Home > Malaysia > Malaysian Borneo > Travelogue day 14
December 15 2011 January 6 2012 (23 days)
As I stand under the – warm this time – shower, I can still hear the rain tapping on the roof. On television I saw that a heavy depression is moving toward the Philippines. There were already severe floods there last week. Also in Malaysia, on Sabah, there is flooding. Because of this, the route to the next overnight stay has been adjusted. The luggage goes ahead. I head to another jetty. The boat trip to the lodge will therefore be longer. This trip is directly combined with the evening cruise, which was already on the program. I drop my luggage at the reception and walk to the restaurant. During breakfast the rain stops and immediately the sun breaks through strongly. Only now do I really see how beautifully the garden of the Sepilok Jungle Lodge is laid out. I stroll along the walkways through the garden. I photograph the gorgeous flowers and try to capture a squirrel without it moving.
At eleven o’clock I drive off the grounds of the Sepilok Jungle Lodge. In about three hours I head toward the Kinabatangan River. Along the way I stop in a small town for lunch. Around a little square there are several local eateries. Everyone spreads out among the small restaurants. I order a hearty noodle soup. Apart from me, the place is filled with local customers. After lunch the plans turn out to have changed. The luggage has arrived at the Kinabatangan River without too much trouble. We are going to try with the buses as well, along the originally planned route. A little further on I leave the paved road, and things get tense right away. Construction workers are building a new bridge. Because of the high water level, the detour is very muddy. The workers guide the bus with a shovel just in case. Slowly they drive ahead of us. If the bus gets stuck, they can pull us out immediately. We drive at a crawl over the clay. The bus skids often but manages to push through the mud on its own. To my left and right the forests are completely underwater. It must have rained heavily here. Once I reach the original road again, the problem is over. I continue toward the river.

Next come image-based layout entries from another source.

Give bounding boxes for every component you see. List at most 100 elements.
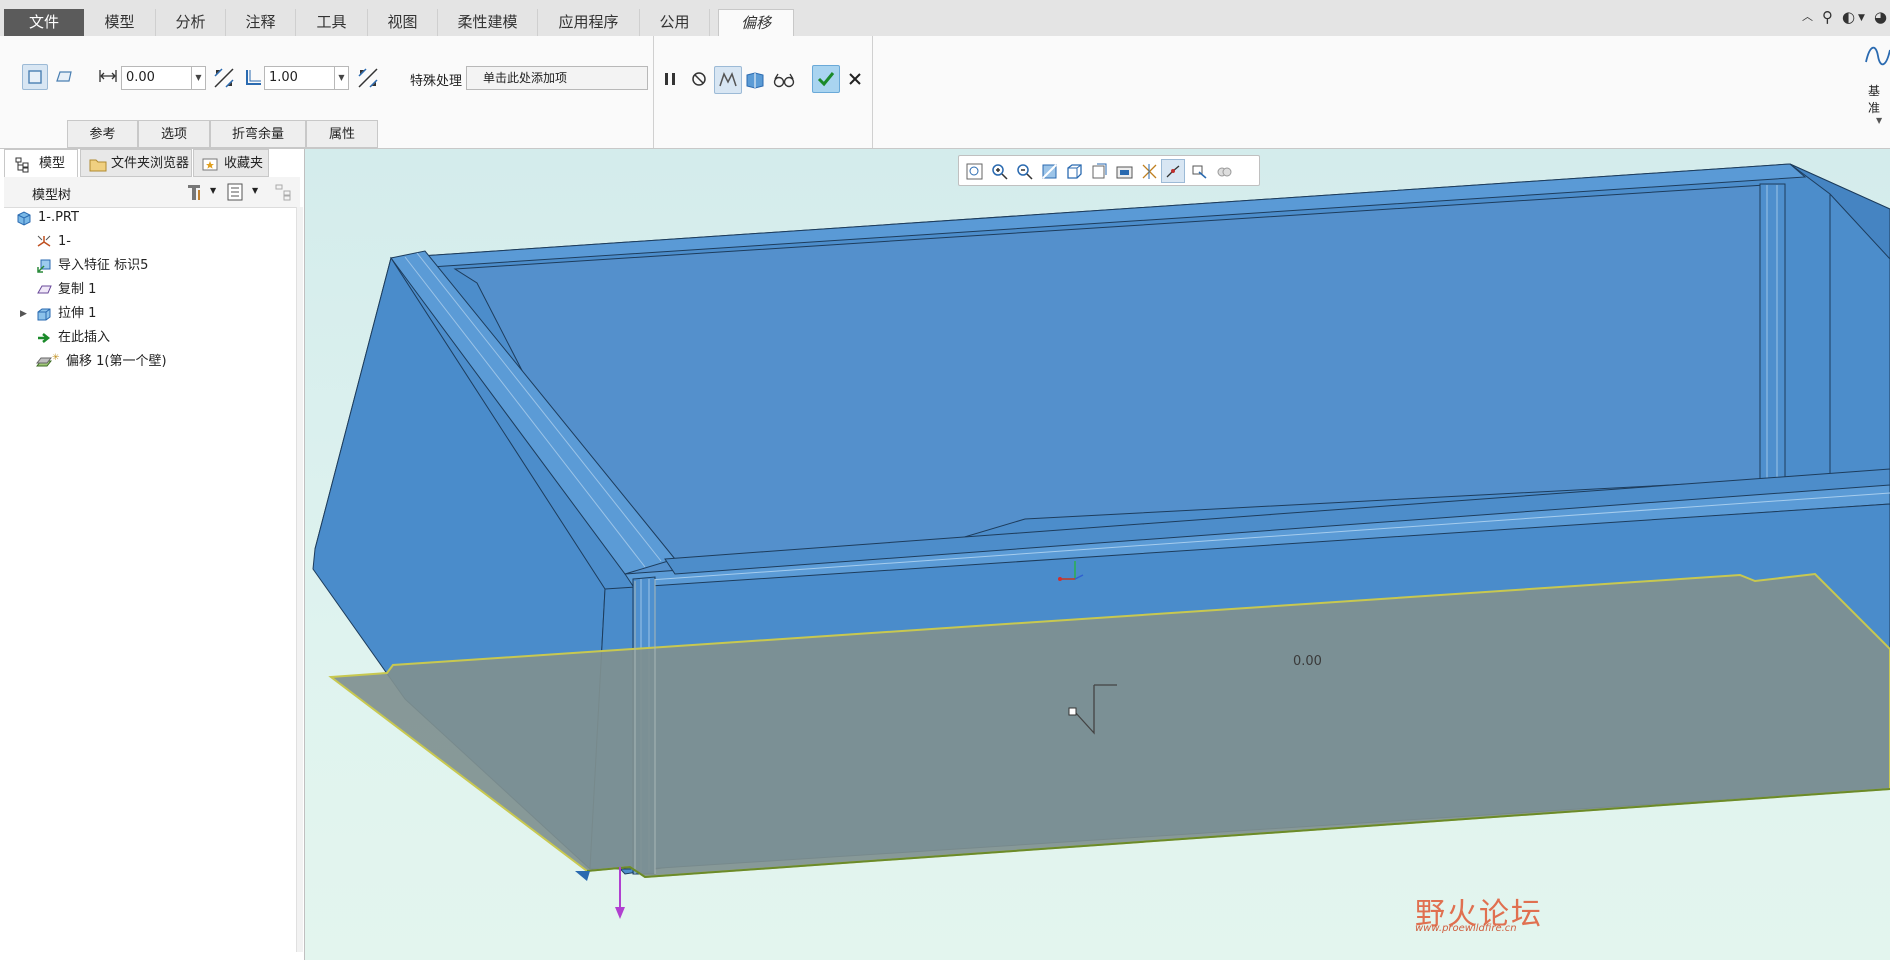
zoom-out-icon[interactable] [1016, 163, 1033, 180]
spin-center-icon[interactable] [1191, 163, 1208, 180]
divider [653, 36, 654, 148]
tree-header-label: 模型树 [32, 188, 72, 203]
tree-filter-icon[interactable] [274, 182, 294, 202]
view-manager-icon[interactable] [1116, 163, 1133, 180]
display-style-icon[interactable] [1066, 163, 1083, 180]
annotation-display-icon [1166, 165, 1180, 178]
offset-wall-icon [36, 357, 52, 367]
appearance-gallery-icon[interactable] [1216, 163, 1233, 180]
favorites-icon [202, 158, 218, 171]
tab-tools[interactable]: 工具 [296, 9, 368, 36]
offset-dashboard: 0.00 ▼ 1.00 ▼ 特殊处理 单击此处添加项 基准 ▼ 参考 选项 折弯… [0, 36, 1890, 149]
tree-item-label: 在此插入 [58, 330, 111, 345]
expand-arrow-icon[interactable]: ▶ [20, 303, 27, 325]
tree-item-label: 偏移 1(第一个壁) [66, 354, 167, 369]
special-handling-label: 特殊处理 [410, 74, 463, 89]
tab-folder-browser-label: 文件夹浏览器 [111, 156, 190, 171]
distance-icon [99, 70, 117, 82]
dropdown-arrow-icon[interactable]: ▼ [1858, 13, 1865, 23]
settings-dropdown-icon[interactable]: ▼ [210, 186, 216, 195]
tree-toolbar: 模型树 ▼ ▼ [4, 177, 300, 208]
graphics-viewport[interactable]: 0.00 野火论坛 www.proewildfire.cn [305, 149, 1890, 960]
csys-icon [37, 235, 51, 247]
datum-group-label[interactable]: 基准 [1868, 82, 1890, 116]
special-handling-collector[interactable]: 单击此处添加项 [466, 66, 648, 90]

There I transfer to a boat. The resort is on the opposite bank of the Kinabatangan. Nelson, the owner, welcomes me with coffee and fried banana. “Welcome to the tropical rainforest,” he says enthusiastically. I carry my luggage over the wooden walkway to my hut. It’s all the way at the back. A fine place to stay, with air conditioning and hot water. What more could you want? At four o’clock I’m ready for the boat safari on the Kinabatangan River. Dark clouds gather. Just in case, I keep my poncho ready. The boat has barely pushed off when a heavy downpour breaks loose. I duck deep under my poncho. I’ve safely stored my camera in a waterproof cover. Despite the rain, the boatman spots a monkey in the trees. As I get closer, it turns out to be a wild orangutan. A remarkable encounter. A little further on a rhinoceros hornbill is perched in the trees. The rain eases somewhat. From under my umbrella I manage to capture the bird, its beautifully colored, curved beak clearly visible. As soon as I come closer, it quickly flies away. When I enter a side river, it is practically dry. That makes spotting much easier. I stop at a troop of proboscis monkeys in the trees. I see a snake among the branches, and a group of long-tailed macaques crosses the river via a stretched rope. On the way back I see several birds of prey in the treetops. A few more hornbills fly overhead as well.